On the other hand, after a huge increase in interest rates, bankers also put consumer loans on a stricter watch to avoid delayed — or in the worst case — no servicing of such loans.
This twin phenomenon becomes all the more inevitable if interest rate hiking coincides with a declining trend in economic growth.
In the entire FY21, consumer financing grew 32.6 percent or by Rs174 billion, State Bank of Pakistan (SBP) stats reveal. In nine months of FY22 (July 2021 to March 2022), the rate of growth slipped to 20.2 percent. However, volume-wise Rs143 billion worth of new consumer loans were made during this period. Full FY22 consumer financing is expected to reach the previous year’s level of Rs174 billion but the rate of growth would obviously be lower because of a larger base.
After 7th April’s 250 basis points increase in the SBP policy rate — from 9.75 percent to 12.25 percent — all banks have accordingly repriced their consumer loans using the most frequently used six-month Karachi Interbank Offered Rate (Kibor) as the benchmark.
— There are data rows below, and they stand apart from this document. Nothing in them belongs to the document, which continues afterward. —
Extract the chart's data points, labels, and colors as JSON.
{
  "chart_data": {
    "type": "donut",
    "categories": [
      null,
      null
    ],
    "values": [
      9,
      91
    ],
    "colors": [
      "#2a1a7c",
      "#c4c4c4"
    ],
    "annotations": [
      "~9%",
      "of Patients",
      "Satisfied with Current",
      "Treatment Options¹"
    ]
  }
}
For example, if any bank offers its intending car purchasers that car financing is available at six-month Kibor, which is approximately 15.37 as of Oct. 04, 2022, plus 2.99% plus 1.99 % insurance. It will become 17.86%. Now add to it another 1.99% and you get 19.85%. This means car purchasers will have to pay close to 20% interest. This does not include other additional charges, per annum. This definitely will slow down car financing.
In March 2022, car sales in Pakistan had increased 25% to 27,131 units from 21,664 units in February, according to Pakistan Automotive Manufacturers Association. Cumulatively from July 2021 to March 2022, car sales have grown 52% to 205,381, compared to 134,718 from July 2020 to March 2021, amid COVID. This growth will go down both due to higher interest rates as well as due to the large base effect.
Pakistan’s transport sector imports had increased by 154% during July-August 2021 to $667.7 million with a major contribution of $574 million coming from road motor vehicles.
Pakistan had witnessed how interest rates peaked and the Pak rupee bottomed in the last three years, adding the government’s economic policies had led to a slowdown while inflation continued to stay high. The central bank’s new policy is not applicable to Roshan Apni Car, a vehicle financing facility for overseas Pakistanis.
Keeping this in mind we can anticipate a declining trend in the growth of consumer finance from the April-June quarter — or the beginning of the new fiscal year in July — if higher interest rates start affecting consumer loan demand with a lag of time. That trend may last till the time the economic growth picks up further pace — and, in particular, leads to a rise in the net real income of people — or interest rates become stable for a quarter or two. Or both things happen at the same time paving the way for some monetary easing.
Conclusion
During the last fiscal year (July 2020-June 2021), Pakistan’s economy grew 5.3 percent and consumer financing remained robust. During the current fiscal year due to end in June, the economy is projected to grow somewhere between 4 percent (International Monetary Fund projection) and 4.3 percent (World Bank projection). So far this year, consumer financing growth has remained in double digits but the sign of deceleration is obvious.